The conclusions and recommendations in the Commission’s final report on pollution of boundary waters were as follows:
Conclusions and Recommendations
1. The Great Lakes beyond their shore waters and their polluted areas at the mouths of the rivers which flow into them are, except so far as they are affected by vessel pollution, in a state of almost absolute purity. With the exception of these pure areas, the entire stretch of boundary waters, including Rainy River, St. Mary’s River, St. Clair River, Detroit River, Niagara River, St. Lawrence River from Lake Ontario to Cornwall, and the St. John River from Grand Falls to Ednutndston, New Brunswick, is polluted to an extent which renders the water in its unpurified state unfit for drinking purposes. This pollution has its origin chiefly in the sewage and storm flows from the riparian cities and towns and the sewage from vessels. It is very intense along the shores of the Detroit and Niagara Rivers and in the contaminated areas in the lakes. Throughout the whole length of the boundary waters where sewage is discharged from the sewerage works of cities and towns the pollution is most concentrated in the short waters on the side of the boundary on which it originates. These shore waters, besides being in places unsightly, malodorous, and absolutely unfit for domestic purposes, are a source of serious danger to summer residents, bathers, and others who frequent the localities. So foul are they in many places that municipal ordinances have been passed prohibiting bathing in them.
2. In the Detroit and Niagara Rivers conditions exist which imperil the health and welfare of the citizens of both countries in direct contravention of the treaty. This is true, though in a less marked degree, of the Rainy and St. John Rivers.
3. In the St. Mary’s, St. Clair, and St. Lawrence Rivers pollution exists which is in substantial contravention of the spirit of the treaty, and unless these conditions are improved, and the rivers placed under the control of competent authority, the resulting injury will be much more pronounced as population increases.
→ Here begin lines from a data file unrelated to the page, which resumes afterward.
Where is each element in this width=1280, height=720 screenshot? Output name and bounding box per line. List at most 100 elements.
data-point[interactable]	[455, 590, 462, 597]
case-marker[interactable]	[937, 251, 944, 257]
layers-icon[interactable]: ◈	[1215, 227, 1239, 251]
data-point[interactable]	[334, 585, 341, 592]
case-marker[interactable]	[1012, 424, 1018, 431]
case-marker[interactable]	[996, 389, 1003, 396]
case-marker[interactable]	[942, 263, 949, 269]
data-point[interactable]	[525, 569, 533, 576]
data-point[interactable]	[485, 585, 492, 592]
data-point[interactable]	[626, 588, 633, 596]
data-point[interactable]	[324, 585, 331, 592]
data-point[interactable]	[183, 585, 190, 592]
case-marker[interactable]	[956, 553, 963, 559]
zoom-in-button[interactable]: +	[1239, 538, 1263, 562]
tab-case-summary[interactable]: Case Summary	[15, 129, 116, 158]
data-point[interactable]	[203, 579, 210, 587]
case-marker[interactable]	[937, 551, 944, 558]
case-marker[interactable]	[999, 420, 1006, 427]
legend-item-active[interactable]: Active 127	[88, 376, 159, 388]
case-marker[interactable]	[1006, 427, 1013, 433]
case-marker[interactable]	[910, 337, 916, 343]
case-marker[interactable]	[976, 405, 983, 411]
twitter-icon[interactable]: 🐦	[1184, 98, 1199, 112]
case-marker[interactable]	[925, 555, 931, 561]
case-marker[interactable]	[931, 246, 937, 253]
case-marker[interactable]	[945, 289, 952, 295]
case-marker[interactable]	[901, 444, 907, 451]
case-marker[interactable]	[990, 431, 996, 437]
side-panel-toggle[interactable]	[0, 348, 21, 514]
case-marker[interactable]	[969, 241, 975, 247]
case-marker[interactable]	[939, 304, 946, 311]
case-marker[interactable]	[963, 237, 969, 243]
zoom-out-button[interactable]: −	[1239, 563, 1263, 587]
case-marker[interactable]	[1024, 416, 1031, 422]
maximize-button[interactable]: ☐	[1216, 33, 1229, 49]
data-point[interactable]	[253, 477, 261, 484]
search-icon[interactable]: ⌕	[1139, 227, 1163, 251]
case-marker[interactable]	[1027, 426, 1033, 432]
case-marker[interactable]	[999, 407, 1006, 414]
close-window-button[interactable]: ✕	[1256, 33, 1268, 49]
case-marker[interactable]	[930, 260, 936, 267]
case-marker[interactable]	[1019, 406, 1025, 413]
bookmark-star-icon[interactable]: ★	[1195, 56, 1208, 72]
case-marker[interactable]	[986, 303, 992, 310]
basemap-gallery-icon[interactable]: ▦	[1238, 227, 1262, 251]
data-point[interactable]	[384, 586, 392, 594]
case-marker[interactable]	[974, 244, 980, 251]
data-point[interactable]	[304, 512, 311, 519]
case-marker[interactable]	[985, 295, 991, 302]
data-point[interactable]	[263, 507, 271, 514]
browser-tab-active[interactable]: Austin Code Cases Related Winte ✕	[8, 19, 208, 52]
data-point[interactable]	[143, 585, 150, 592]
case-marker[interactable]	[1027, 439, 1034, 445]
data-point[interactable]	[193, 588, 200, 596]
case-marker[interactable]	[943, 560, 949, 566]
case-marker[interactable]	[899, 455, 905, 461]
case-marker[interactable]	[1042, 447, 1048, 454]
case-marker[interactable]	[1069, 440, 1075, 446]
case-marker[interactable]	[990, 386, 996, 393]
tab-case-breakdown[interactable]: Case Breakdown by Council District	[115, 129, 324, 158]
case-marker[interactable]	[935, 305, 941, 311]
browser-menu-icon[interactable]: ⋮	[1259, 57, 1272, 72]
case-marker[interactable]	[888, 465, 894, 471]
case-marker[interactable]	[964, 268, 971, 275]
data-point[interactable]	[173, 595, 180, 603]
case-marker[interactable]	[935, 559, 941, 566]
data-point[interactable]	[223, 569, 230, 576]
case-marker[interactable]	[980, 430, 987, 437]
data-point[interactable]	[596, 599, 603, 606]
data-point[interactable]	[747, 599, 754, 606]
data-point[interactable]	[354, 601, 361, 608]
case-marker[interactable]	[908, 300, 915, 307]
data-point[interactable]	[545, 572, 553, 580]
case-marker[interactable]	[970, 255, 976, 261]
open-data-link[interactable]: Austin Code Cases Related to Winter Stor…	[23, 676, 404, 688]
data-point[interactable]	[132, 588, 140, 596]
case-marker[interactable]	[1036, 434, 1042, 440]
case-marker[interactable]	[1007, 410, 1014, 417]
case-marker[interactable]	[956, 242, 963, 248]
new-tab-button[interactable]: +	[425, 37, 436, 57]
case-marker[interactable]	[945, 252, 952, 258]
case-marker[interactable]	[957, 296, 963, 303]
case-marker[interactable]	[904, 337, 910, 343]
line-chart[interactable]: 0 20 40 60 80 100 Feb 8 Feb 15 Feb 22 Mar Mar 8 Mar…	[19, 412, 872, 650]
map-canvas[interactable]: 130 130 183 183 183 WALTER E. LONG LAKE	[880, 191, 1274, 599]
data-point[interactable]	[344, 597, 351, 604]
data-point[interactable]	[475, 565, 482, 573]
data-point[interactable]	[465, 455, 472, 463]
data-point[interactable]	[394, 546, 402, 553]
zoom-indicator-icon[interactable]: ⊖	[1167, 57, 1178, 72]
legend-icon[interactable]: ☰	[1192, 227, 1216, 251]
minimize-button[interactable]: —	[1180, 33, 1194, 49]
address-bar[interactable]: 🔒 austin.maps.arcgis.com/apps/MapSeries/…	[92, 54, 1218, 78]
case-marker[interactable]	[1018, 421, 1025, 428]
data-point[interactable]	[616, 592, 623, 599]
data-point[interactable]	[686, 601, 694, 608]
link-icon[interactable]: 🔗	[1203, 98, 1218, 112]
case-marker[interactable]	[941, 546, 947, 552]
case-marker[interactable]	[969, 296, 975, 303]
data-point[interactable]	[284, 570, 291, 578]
4. Vessel pollution in certain parts of boundary waters exists to an extent which causes substantial injury to health and property. It is derived from two sources, sewage waste from vessels and “water ballast” which is taken in by lake vessels at their ports of departure and emptied into these waters at or near their ports of destination. Vessel pollution is distinctly traceable in boundary waters in lanes and channels which vessels traverse in navigating them, their waters being thereby rendered unfit for drinking purposes.
5. In some cases sawmill and other mill wastes, garbage, offal, carcases, and other refuse matters are discharged into boundary waters. This practice results generally in a contravention of the treaty.
6. It is feasible and practicable, without imposing an unreasonable burden upon the offending communities, to prevent or remedy pollution, both in the case of boundary waters and waters crossing the boundary.
(a) In the case of city sewage, this can best be accomplished by the installation of suitable collecting and treatment works, the latter having special reference to the removal of bacteria and matters in suspension.
(b) In the case of vessel sewage, a feasible and inexpensive remedy lies in the employment of recognized methods of disinfection before it is discharged. In the case of water ballast suitable rules and regulations should be prescribed with a view of protecting the water intakes.
(c) The discharge of garbage and sawmill waste into boundary waters should be prohibited, and industrial and other wastes, which are causing appreciable injury, should be discharged subject to such restrictions as may be prescribed.
7. In order to remedy and prevent the pollution of boundary waters and to render them sanitary and suitable for domestic purposes and other uses, and to secure adequate protection and development of all interests involved on both sides of the boundary, and to fulfil the obligations undertaken in Article IV of the treaty, it is advisable to confer upon the International Joint Commission ample jurisdiction to regulate and prohibit this pollution of boundary waters and waters crossing the boundary.